HDP Eş Genel Başkanı Mithat Sancar partisinin Mardin İl Kongresi’nde konuştu.

Sancar’ın konuşmasından öne çıkan kısımlar şöyle:

“Kürt sorununda güvenlikçi anlayış ve savaş politikaları, inkâr ve çözümsüzlük, bu ülkede her alanda siyasetin ve toplumsal yaşamın her alanında büyük tahribatlar yaratıyor. İşte HDP onun için demokratik çözüm diyor. Her şeyden önce Kürt sorununda demokratik çözüm, bunun için diyalog, müzakere ve siyaset.

“Çözüm için demokrasi güçlerini bir araya getirmek, savaş karşıtı güçleri birleştirmek, bizim üzerimizde çalıştığımız, emek sarf ettiğimiz hedeflerden biridir. Çözüm için İmralı’daki tecridin kaldırılmasını talep etmemiz, tam da bu politikaların bir gereği, bir sonucudur.

“Abdullah Öcalan üzerinde uygulanan tecrit, çözümsüzlük politikalarının ikiz kardeşidir. Çözüm istiyorsak, ülkede kalıcı barış, demokratik cumhuriyet, özgür eşit yurttaşlık istiyorsak, çözümün önündeki bütün engelleri kaldırmak için mücadele yürütmek zorundayız.

“Çözümün önündeki en önemli engellerden biri de İmralı’daki tecrittir. Onun için İmralı’daki tecridin kaldırılması için amacıyla da elimizden gelen her türlü çabayı harcıyoruz.

“Tecridin kaldırılması talebinin sadece HDP’yle sınırlı bir mesele olarak görülmesi de yanlıştır. Türkiye’deki aklı selim bir muhalefet olsa, bizim dışımızda bir muhalefet olsa, öncelikle onların tecridin kaldırılmasını talep etmesini beklerdik.

“Kaldırılsın tecrit, Öcalan doğrudan doğruya kamuoyuna konuşabilsin.

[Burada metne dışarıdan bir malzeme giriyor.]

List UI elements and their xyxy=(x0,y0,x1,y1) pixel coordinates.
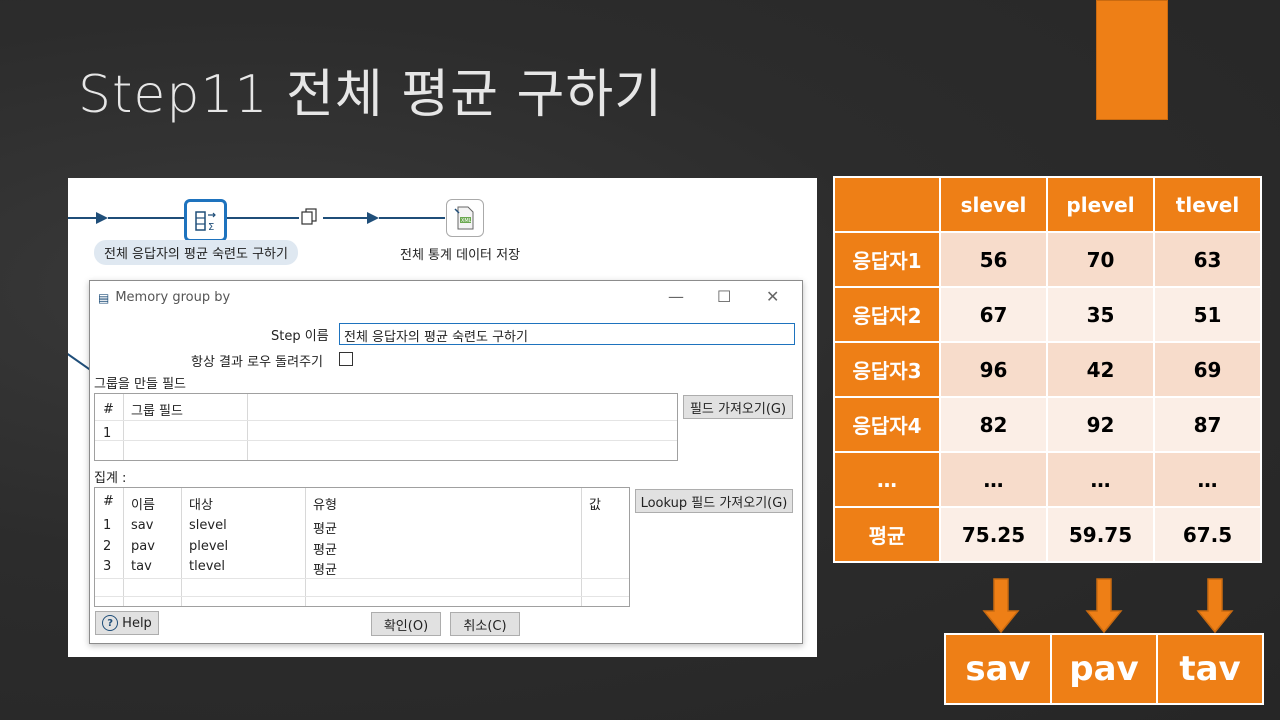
header-plevel: plevel xyxy=(1046,176,1155,233)
table-cell: … xyxy=(1153,451,1262,508)
hop-arrow-2 xyxy=(367,212,379,224)
ok-button[interactable]: 확인(O) xyxy=(371,612,441,636)
table-row: 1 xyxy=(103,518,112,533)
lookup-fields-button[interactable]: Lookup 필드 가져오기(G) xyxy=(635,489,793,513)
header-tlevel: tlevel xyxy=(1153,176,1262,233)
row-label: … xyxy=(833,451,941,508)
table-cell: 92 xyxy=(1046,396,1155,453)
group-by-step-icon[interactable]: Σ xyxy=(184,199,227,242)
dialog-title: Memory group by xyxy=(115,290,231,305)
step-name-label: Step 이름 xyxy=(271,329,329,344)
agg-col-subject: 대상 xyxy=(189,498,213,513)
memory-group-by-icon: ▤ xyxy=(98,290,110,305)
result-tav: tav xyxy=(1156,633,1264,705)
table-row: slevel xyxy=(189,518,227,533)
table-cell: 82 xyxy=(939,396,1048,453)
score-table: slevel plevel tlevel 응답자1 56 70 63 응답자2 … xyxy=(833,176,1262,563)
minimize-button[interactable]: — xyxy=(668,287,684,306)
memory-group-by-dialog: ▤ Memory group by — ☐ ✕ Step 이름 전체 응답자의 … xyxy=(89,280,803,644)
table-cell: 87 xyxy=(1153,396,1262,453)
header-corner xyxy=(833,176,941,233)
row-label: 응답자2 xyxy=(833,286,941,343)
result-pav: pav xyxy=(1050,633,1158,705)
etl-screenshot: Σ XML 전체 응답자의 평균 숙련도 구하기 전체 통계 데이터 저장 ▤ … xyxy=(68,178,817,657)
table-cell: 96 xyxy=(939,341,1048,398)
help-button-label: Help xyxy=(122,615,152,631)
table-cell: … xyxy=(1046,451,1155,508)
dialog-titlebar: ▤ Memory group by xyxy=(98,290,230,305)
down-arrow-icon xyxy=(1196,578,1234,634)
table-row: 평균 xyxy=(313,522,337,537)
table-row: sav xyxy=(131,518,154,533)
step-label-group-by[interactable]: 전체 응답자의 평균 숙련도 구하기 xyxy=(94,240,298,265)
row-label-average: 평균 xyxy=(833,506,941,563)
orange-accent-tab xyxy=(1096,0,1168,120)
table-row: tlevel xyxy=(189,559,226,574)
step-label-xml-output[interactable]: 전체 통계 데이터 저장 xyxy=(400,244,520,263)
help-icon: ? xyxy=(102,615,119,631)
hop-line-5 xyxy=(379,217,445,219)
table-row: tav xyxy=(131,559,152,574)
hop-line-4 xyxy=(323,217,367,219)
step-name-input[interactable]: 전체 응답자의 평균 숙련도 구하기 xyxy=(339,323,795,345)
row-label: 응답자3 xyxy=(833,341,941,398)
table-cell: 56 xyxy=(939,231,1048,288)
average-plevel: 59.75 xyxy=(1046,506,1155,563)
table-cell: 63 xyxy=(1153,231,1262,288)
group-fields-label: 그룹을 만들 필드 xyxy=(94,377,186,392)
table-row: 평균 xyxy=(313,543,337,558)
table-cell: 51 xyxy=(1153,286,1262,343)
aggregates-table[interactable]: # 이름 대상 유형 값 1 sav slevel 평균 2 pav pleve… xyxy=(94,487,630,607)
average-slevel: 75.25 xyxy=(939,506,1048,563)
copy-rows-icon xyxy=(300,208,320,230)
down-arrow-icon xyxy=(1085,578,1123,634)
agg-col-name: 이름 xyxy=(131,498,155,513)
table-cell: 35 xyxy=(1046,286,1155,343)
table-row: pav xyxy=(131,539,155,554)
table-cell: 67 xyxy=(939,286,1048,343)
svg-text:Σ: Σ xyxy=(208,222,214,233)
cancel-button[interactable]: 취소(C) xyxy=(450,612,520,636)
table-row: 2 xyxy=(103,539,112,554)
aggregates-label: 집계 : xyxy=(94,471,127,486)
help-button[interactable]: ? Help xyxy=(95,611,159,635)
table-row: plevel xyxy=(189,539,229,554)
always-return-label: 항상 결과 로우 돌려주기 xyxy=(191,355,323,370)
header-slevel: slevel xyxy=(939,176,1048,233)
agg-col-hash: # xyxy=(103,494,114,509)
down-arrow-icon xyxy=(982,578,1020,634)
group-col-field: 그룹 필드 xyxy=(131,404,183,419)
table-row: 3 xyxy=(103,559,112,574)
close-button[interactable]: ✕ xyxy=(766,287,779,306)
row-label: 응답자1 xyxy=(833,231,941,288)
maximize-button[interactable]: ☐ xyxy=(717,287,731,306)
always-return-checkbox[interactable] xyxy=(339,352,353,366)
table-cell: 42 xyxy=(1046,341,1155,398)
row-label: 응답자4 xyxy=(833,396,941,453)
average-tlevel: 67.5 xyxy=(1153,506,1262,563)
agg-col-value: 값 xyxy=(589,498,601,513)
slide-title: Step11 전체 평균 구하기 xyxy=(78,65,664,125)
result-sav: sav xyxy=(944,633,1052,705)
group-row-num: 1 xyxy=(103,426,112,441)
hop-line-2 xyxy=(108,217,184,219)
table-row: 평균 xyxy=(313,563,337,578)
hop-line-1 xyxy=(68,217,98,219)
svg-text:XML: XML xyxy=(461,218,472,224)
xml-output-step-icon[interactable]: XML xyxy=(446,199,484,237)
table-cell: 69 xyxy=(1153,341,1262,398)
table-cell: … xyxy=(939,451,1048,508)
get-fields-button[interactable]: 필드 가져오기(G) xyxy=(683,395,793,419)
table-cell: 70 xyxy=(1046,231,1155,288)
agg-col-type: 유형 xyxy=(313,498,337,513)
group-col-hash: # xyxy=(103,402,114,417)
hop-line-3 xyxy=(223,217,299,219)
hop-arrow-1 xyxy=(96,212,108,224)
group-fields-table[interactable]: # 그룹 필드 1 xyxy=(94,393,678,461)
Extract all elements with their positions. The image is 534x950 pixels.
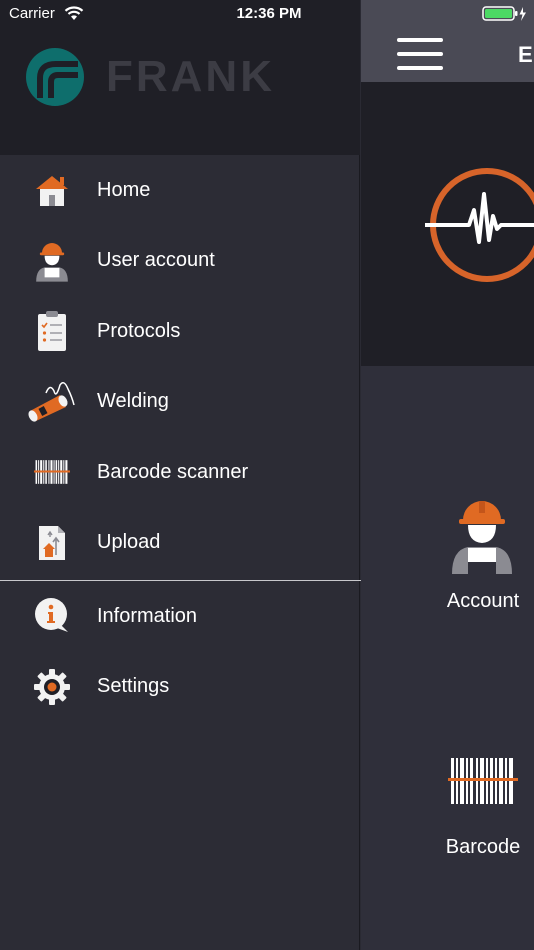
battery-icon <box>482 6 528 27</box>
menu-item-welding[interactable]: Welding <box>0 367 360 438</box>
nav-title: E <box>518 42 533 67</box>
status-bar: Carrier 12:36 PM <box>0 0 534 28</box>
barcode-icon <box>24 447 80 497</box>
hero-banner <box>361 82 534 366</box>
menu-label-barcode-scanner: Barcode scanner <box>97 460 249 483</box>
menu-item-home[interactable]: Home <box>0 155 360 226</box>
menu-label-settings: Settings <box>97 675 170 698</box>
brand-name: FRANK <box>106 52 275 101</box>
pulse-logo-icon <box>425 168 534 282</box>
upload-icon <box>24 518 80 568</box>
menu-item-information[interactable]: Information <box>0 581 360 652</box>
worker-icon <box>24 236 80 286</box>
brand-logo: FRANK <box>26 48 275 106</box>
menu-toggle-button[interactable] <box>397 38 443 72</box>
clock: 12:36 PM <box>236 5 302 22</box>
gear-icon <box>24 662 80 712</box>
menu-item-protocols[interactable]: Protocols <box>0 296 360 367</box>
menu-label-information: Information <box>97 604 198 627</box>
account-tile-label: Account <box>446 590 520 612</box>
barcode-icon <box>448 756 518 806</box>
info-icon <box>24 591 80 641</box>
menu-label-user-account: User account <box>97 249 215 272</box>
clipboard-icon <box>24 306 80 356</box>
menu-label-upload: Upload <box>97 531 161 554</box>
menu-label-protocols: Protocols <box>97 319 181 342</box>
barcode-tile-label: Barcode <box>445 836 521 858</box>
frank-logo-icon <box>26 48 84 106</box>
menu-item-upload[interactable]: Upload <box>0 508 360 579</box>
drawer-menu: Home User account Protocols Welding Barc… <box>0 155 361 723</box>
side-drawer: FRANK Home User account Protocols Weldin… <box>0 0 361 950</box>
worker-icon <box>446 494 518 576</box>
menu-label-home: Home <box>97 178 151 201</box>
menu-item-user-account[interactable]: User account <box>0 226 360 297</box>
menu-item-barcode-scanner[interactable]: Barcode scanner <box>0 437 360 508</box>
menu-item-settings[interactable]: Settings <box>0 652 360 723</box>
home-icon <box>24 165 80 215</box>
welding-icon <box>24 377 80 427</box>
menu-label-welding: Welding <box>97 390 169 413</box>
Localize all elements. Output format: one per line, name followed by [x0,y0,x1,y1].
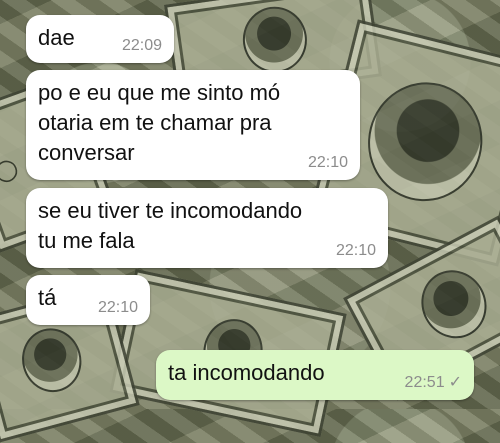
message-timestamp: 22:10 [307,154,348,171]
bill-denomination-mark: ○ [0,149,23,189]
message-bubble-incoming[interactable]: se eu tiver te incomodando tu me fala 22… [26,188,388,268]
message-timestamp: 22:51 [404,374,445,391]
message-text: po e eu que me sinto mó otaria em te cha… [38,80,281,165]
message-timestamp: 22:09 [121,37,162,54]
message-bubble-incoming[interactable]: tá 22:10 [26,275,150,325]
message-bubble-incoming[interactable]: po e eu que me sinto mó otaria em te cha… [26,70,360,180]
bill-portrait-icon [14,321,89,399]
bill-portrait-icon [409,258,499,350]
message-bubble-outgoing[interactable]: ta incomodando 22:51 ✓ [156,350,474,400]
message-timestamp: 22:10 [335,242,376,259]
bill-portrait-icon [238,2,312,77]
message-text: se eu tiver te incomodando tu me fala [38,198,303,253]
message-timestamp-with-status: 22:51 ✓ [405,374,462,392]
message-bubble-incoming[interactable]: dae 22:09 [26,15,174,63]
single-check-icon: ✓ [448,374,462,391]
message-timestamp: 22:10 [97,299,138,316]
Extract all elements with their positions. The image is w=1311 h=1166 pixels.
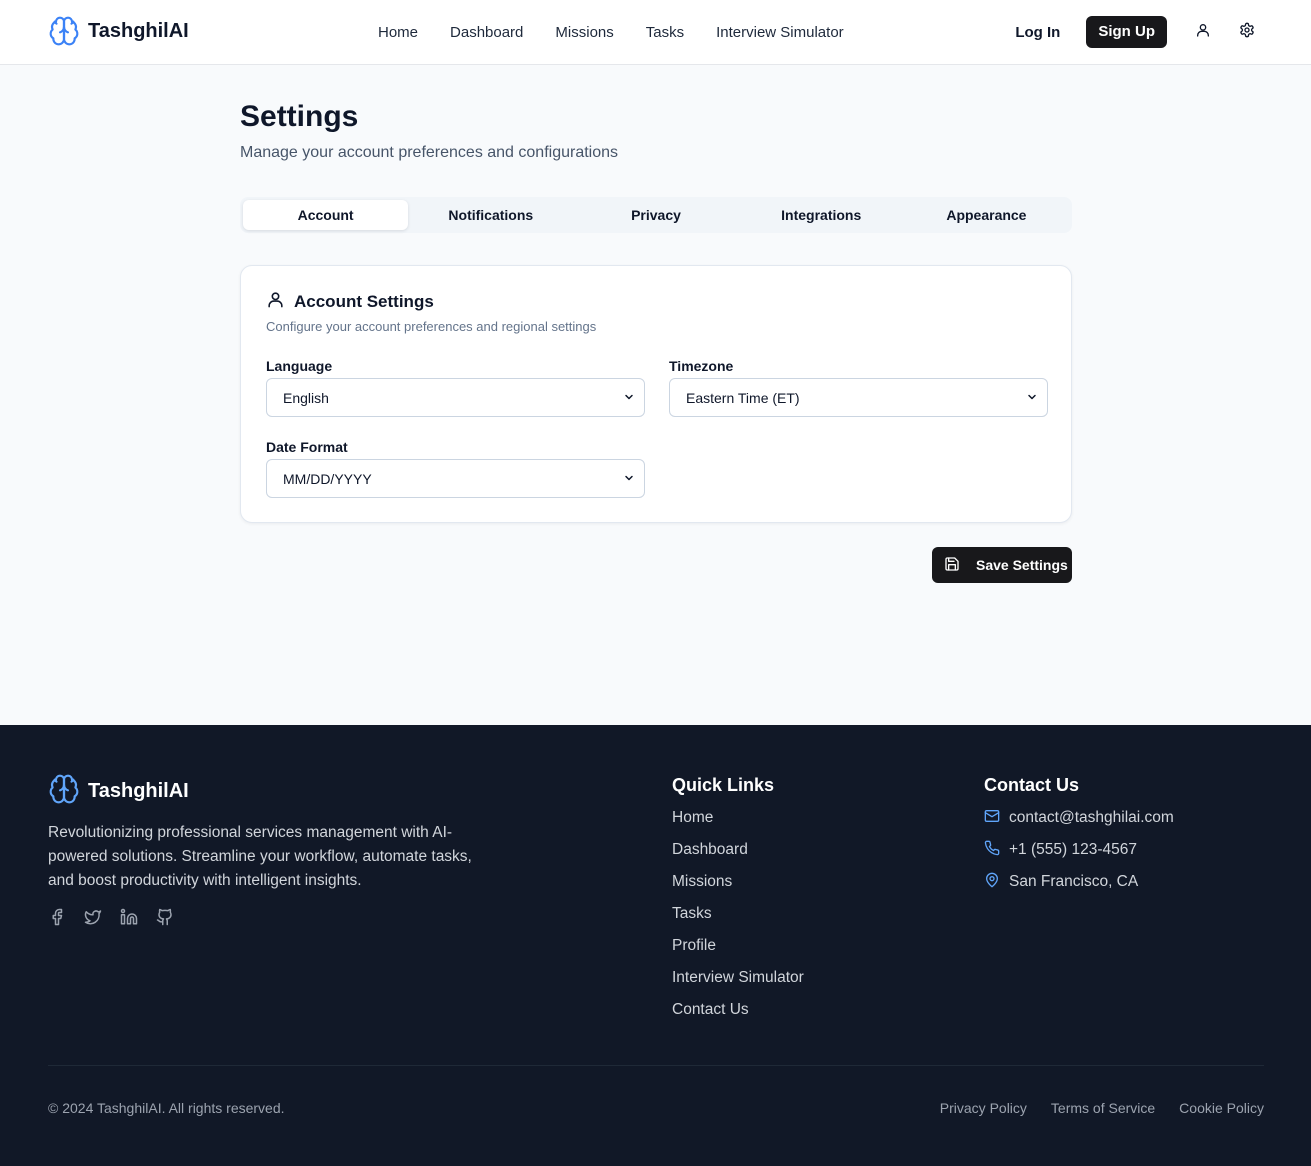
- nav-interview-simulator[interactable]: Interview Simulator: [700, 24, 860, 41]
- contact-email-text: contact@tashghilai.com: [1009, 809, 1174, 826]
- chevron-down-icon: [623, 390, 635, 406]
- site-footer: TashghilAI Revolutionizing professional …: [0, 725, 1311, 1166]
- terms-of-service-link[interactable]: Terms of Service: [1051, 1100, 1155, 1116]
- quick-links-column: Quick Links Home Dashboard Missions Task…: [672, 775, 804, 1020]
- account-settings-card: Account Settings Configure your account …: [240, 265, 1072, 523]
- card-header: Account Settings: [266, 290, 434, 314]
- card-description: Configure your account preferences and r…: [266, 319, 597, 334]
- timezone-label: Timezone: [669, 358, 734, 374]
- footer-description: Revolutionizing professional services ma…: [48, 824, 472, 889]
- language-label: Language: [266, 358, 333, 374]
- cookie-policy-link[interactable]: Cookie Policy: [1179, 1100, 1264, 1116]
- phone-icon: [984, 840, 1000, 861]
- footer-link-interview-simulator[interactable]: Interview Simulator: [672, 968, 804, 988]
- timezone-field: Timezone Eastern Time (ET): [669, 358, 1048, 417]
- nav-tasks[interactable]: Tasks: [630, 24, 700, 41]
- tab-integrations[interactable]: Integrations: [739, 200, 904, 230]
- gear-icon: [1239, 22, 1255, 43]
- footer-link-dashboard[interactable]: Dashboard: [672, 840, 804, 860]
- language-field: Language English: [266, 358, 645, 417]
- footer-link-home[interactable]: Home: [672, 808, 804, 828]
- save-settings-label: Save Settings: [976, 557, 1068, 573]
- language-select[interactable]: English: [266, 378, 645, 417]
- legal-links: Privacy Policy Terms of Service Cookie P…: [940, 1100, 1264, 1116]
- main-nav: Home Dashboard Missions Tasks Interview …: [362, 0, 860, 64]
- nav-missions[interactable]: Missions: [539, 24, 629, 41]
- tab-account[interactable]: Account: [243, 200, 409, 230]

Bu herkesin görevidir.

“Bu iktidara karşı alternatif diye sunulmak istenen seçeneklere baktığımızda, temelde inkâr ve güvenlikçi zihniyetten farklı bir anlayış göremiyoruz. Eğer bu iktidarın zihniyetini ve bundan önceki dönemlerde uygulamaya geçirilen zihniyeti, bugün farklı bir ambalajla önümüze getirme niyeti olanlar varsa, şimdiden açık söylüyoruz; bu bizim kabul edebileceğimiz bir şey değildir. Biz eski zihniyeti yeni ambalajlarla pazarlanmasına karşıyız, nasıl ki bu zorba iktidara karşıysak.

“Eğer ki birbirine benzer böyle iki seçenek varsa, çaresiz miyiz? Aklınıza bu soru gelebilir. Hayır çaresiz değiliz. HDP var, sizler varsınız, mücadele var, halkların ortak iradesi var, demokrasi ittifakı var ve yılmak bilmeyen bir kararlılık, hedefe yürüme azmi var.

“HDP büyüyor, yoluna kararlılıkla devam ediyor, demokrasi ittifakını güçlendiriyor, bunu sadece Türkiye’nin batısında belli partilerle birliktelik olarak anlamayın. 

“Göreceksiniz; önümüzdeki seçimlerde HDP bu ülkede anahtar güç rolünü halkın oylarıyla da tescil edecektir. Anahtar derken kastettiğimiz şu: Biz bu ülkede savaşı besleyen o kilitlenmiş kapıları açıp, oraya barışın çığlığını göndereceğiz.

“Bizim iki seçeneğe mahkûm olduğumuzu kim söylerse, ona da kulak asmayın. 

“İki seçenekten birine mahkûm değiliz, mecbur değiliz. ‘Üçüncü yol’ var, HDP var, demokrasi, özgürlük ve barış mücadelesi var.”